Dès lors qu’il est question de compensations, Israël est encore plus généreux. Il veut s’arroger 18,6 millions de dounoms de terres palestiniennes, un nombre énorme de bâtiments, de commerces, d’entreprises, de fermes, de bien meubles, au moins 1 200 millions de mètres cubes d’eau et d’autres ressources naturelles, des propriétés publiques et historiques, des aéroports, des camps militaires, des voies de chemin de fer, des routes, des mines – tout ça devant être payé par un « fonds international » bénéficiant d’une très modique contribution d’Israël. En retour, Israël serait le propriétaire légal de tous ces biens volés. Aucune mention d’un quelconque dédommagement pour ses crimes de guerre ni ses crimes contre l’humanité. Bien entendu, nulle mention, non plus, du fait que les Palestiniens sont fondés en droit à retourner chez eux ET à percevoir des dédommagements pour leurs souffrances et leurs biens perdus.

Baskin résume à merveille la position israélienne : « Quiconque comprend un minimum ce que sont Israël et les Israéliens doit prendre conscience du fait qu’il n’y aura aucun retour [de réfugiés palestiniens] en Israël même ». Autrement dit, plus simplement : Israël veut poursuivre son épuration ethnique, il veut poursuivre sa politique raciste d’apartheid et, en réalité, il ne veut pas vivre en paix « avec » les Palestiniens, mais « à leur place » !

Les Palestiniens, et avec eux, la majorité des citoyens du monde entier, sont déterminés à rechercher la justice, à éradiquer le racisme et l’apartheid. Tout comme l’a fait, en son temps, l’Afrique du Sud. Ils n’ont nulle intention de disparaître dans la nature.

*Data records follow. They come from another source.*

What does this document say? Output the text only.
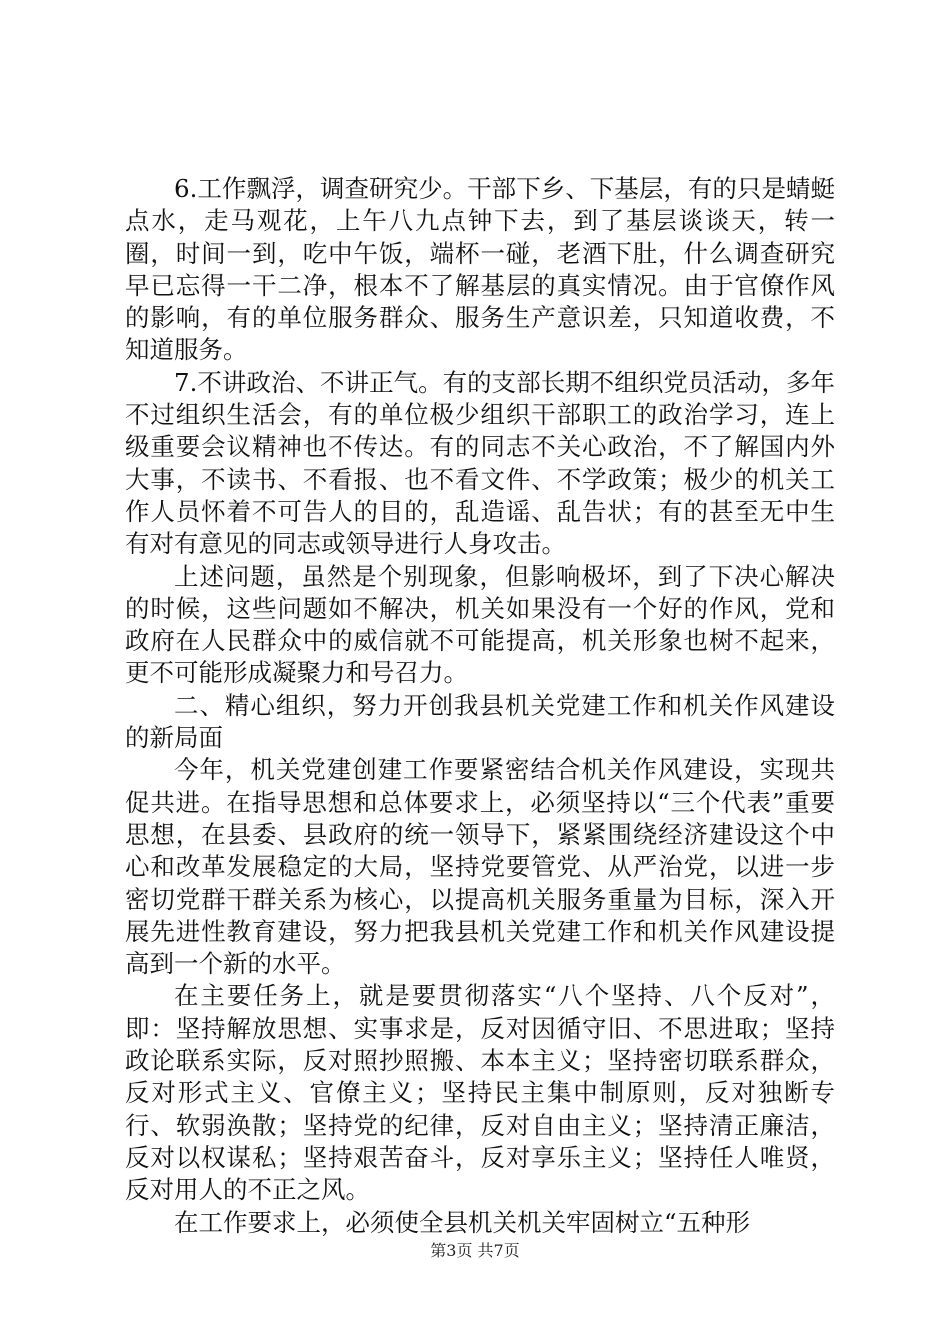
6.工作飘浮，调查研究少。干部下乡、下基层，有的只是蜻蜓点水，走马观花，上午八九点钟下去，到了基层谈谈天，转一圈，时间一到，吃中午饭，端杯一碰，老酒下肚，什么调查研究早已忘得一干二净，根本不了解基层的真实情况。由于官僚作风的影响，有的单位服务群众、服务生产意识差，只知道收费，不知道服务。

7.不讲政治、不讲正气。有的支部长期不组织党员活动，多年不过组织生活会，有的单位极少组织干部职工的政治学习，连上级重要会议精神也不传达。有的同志不关心政治，不了解国内外大事，不读书、不看报、也不看文件、不学政策；极少的机关工作人员怀着不可告人的目的，乱造谣、乱告状；有的甚至无中生有对有意见的同志或领导进行人身攻击。

上述问题，虽然是个别现象，但影响极坏，到了下决心解决的时候，这些问题如不解决，机关如果没有一个好的作风，党和政府在人民群众中的威信就不可能提高，机关形象也树不起来，更不可能形成凝聚力和号召力。

二、精心组织，努力开创我县机关党建工作和机关作风建设的新局面

今年，机关党建创建工作要紧密结合机关作风建设，实现共促共进。在指导思想和总体要求上，必须坚持以“三个代表”重要思想，在县委、县政府的统一领导下，紧紧围绕经济建设这个中心和改革发展稳定的大局，坚持党要管党、从严治党，以进一步密切党群干群关系为核心，以提高机关服务重量为目标，深入开展先进性教育建设，努力把我县机关党建工作和机关作风建设提高到一个新的水平。

在主要任务上，就是要贯彻落实“八个坚持、八个反对”，即：坚持解放思想、实事求是，反对因循守旧、不思进取；坚持政论联系实际，反对照抄照搬、本本主义；坚持密切联系群众，反对形式主义、官僚主义；坚持民主集中制原则，反对独断专行、软弱涣散；坚持党的纪律，反对自由主义；坚持清正廉洁，反对以权谋私；坚持艰苦奋斗，反对享乐主义；坚持任人唯贤，反对用人的不正之风。

在工作要求上，必须使全县机关机关牢固树立“五种形

第3页 共7页
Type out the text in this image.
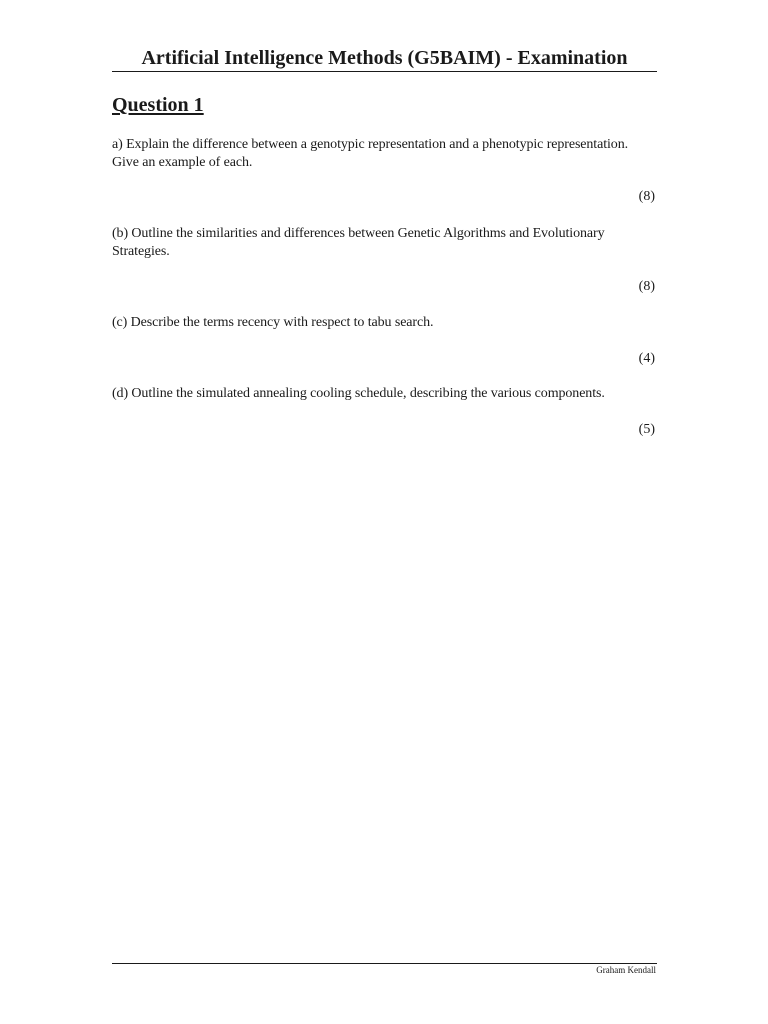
Artificial Intelligence Methods (G5BAIM) - Examination
Question 1
a) Explain the difference between a genotypic representation and a phenotypic representation. Give an example of each.
(8)
(b) Outline the similarities and differences between Genetic Algorithms and Evolutionary Strategies.
(8)
(c) Describe the terms recency with respect to tabu search.
(4)
(d) Outline the simulated annealing cooling schedule, describing the various components.
(5)
Graham Kendall
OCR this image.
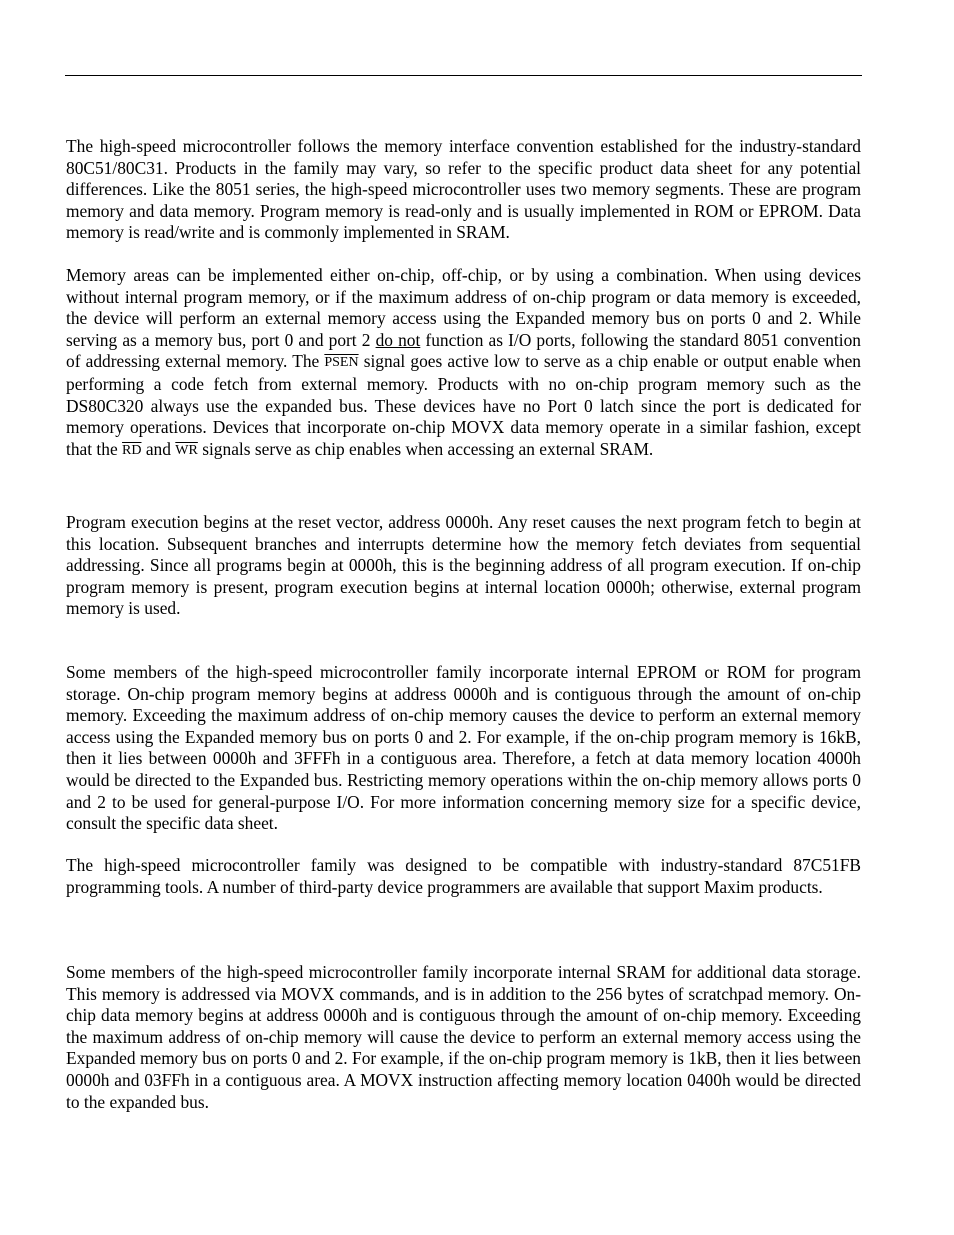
The high-speed microcontroller follows the memory interface convention established for the industry-standard 80C51/80C31. Products in the family may vary, so refer to the specific product data sheet for any potential differences. Like the 8051 series, the high-speed microcontroller uses two memory segments. These are program memory and data memory. Program memory is read-only and is usually implemented in ROM or EPROM. Data memory is read/write and is commonly implemented in SRAM.

Memory areas can be implemented either on-chip, off-chip, or by using a combination. When using devices without internal program memory, or if the maximum address of on-chip program or data memory is exceeded, the device will perform an external memory access using the Expanded memory bus on ports 0 and 2. While serving as a memory bus, port 0 and port 2 do not function as I/O ports, following the standard 8051 convention of addressing external memory. The PSEN signal goes active low to serve as a chip enable or output enable when performing a code fetch from external memory. Products with no on-chip program memory such as the DS80C320 always use the expanded bus. These devices have no Port 0 latch since the port is dedicated for memory operations. Devices that incorporate on-chip MOVX data memory operate in a similar fashion, except that the $\overline{RD}$ and $\overline{WR}$ signals serve as chip enables when accessing an external SRAM.

Program execution begins at the reset vector, address 0000h. Any reset causes the next program fetch to begin at this location. Subsequent branches and interrupts determine how the memory fetch deviates from sequential addressing. Since all programs begin at 0000h, this is the beginning address of all program execution. If on-chip program memory is present, program execution begins at internal location 0000h; otherwise, external program memory is used.

Some members of the high-speed microcontroller family incorporate internal EPROM or ROM for program storage. On-chip program memory begins at address 0000h and is contiguous through the amount of on-chip memory. Exceeding the maximum address of on-chip memory causes the device to perform an external memory access using the Expanded memory bus on ports 0 and 2. For example, if the on-chip program memory is 16kB, then it lies between 0000h and 3FFFh in a contiguous area. Therefore, a fetch at data memory location 4000h would be directed to the Expanded bus. Restricting memory operations within the on-chip memory allows ports 0 and 2 to be used for general-purpose I/O. For more information concerning memory size for a specific device, consult the specific data sheet.

The high-speed microcontroller family was designed to be compatible with industry-standard 87C51FB programming tools. A number of third-party device programmers are available that support Maxim products.

Some members of the high-speed microcontroller family incorporate internal SRAM for additional data storage. This memory is addressed via MOVX commands, and is in addition to the 256 bytes of scratchpad memory. On-chip data memory begins at address 0000h and is contiguous through the amount of on-chip memory. Exceeding the maximum address of on-chip memory will cause the device to perform an external memory access using the Expanded memory bus on ports 0 and 2. For example, if the on-chip program memory is 1kB, then it lies between 0000h and 03FFh in a contiguous area. A MOVX instruction affecting memory location 0400h would be directed to the expanded bus.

La véritable « amitié » de Baskin devrait plutôt aller vers les Israéliens, pour les aider à se sortir de leur amnésie collective sur ce qu’ils ont fait et continuent à faire aux Palestiniens et leur expliquer que leur salut réside dans l’élimination du racisme, totalement et définitivement. Ils doivent changer de comportement, renverser l’épuration ethnique et offrir des réparations.

Car il est évident que l’histoire des juifs restera en fin de compte marquée de manière indélébile, et plus durablement que par tous les autres événements historiques, aussi dramatiques aient-ils été, par ce qu’ils ont fait en Palestine.

[* Salman Abu Sitta, écrivain palestinien, est spécialiste de la question des réfugiés.]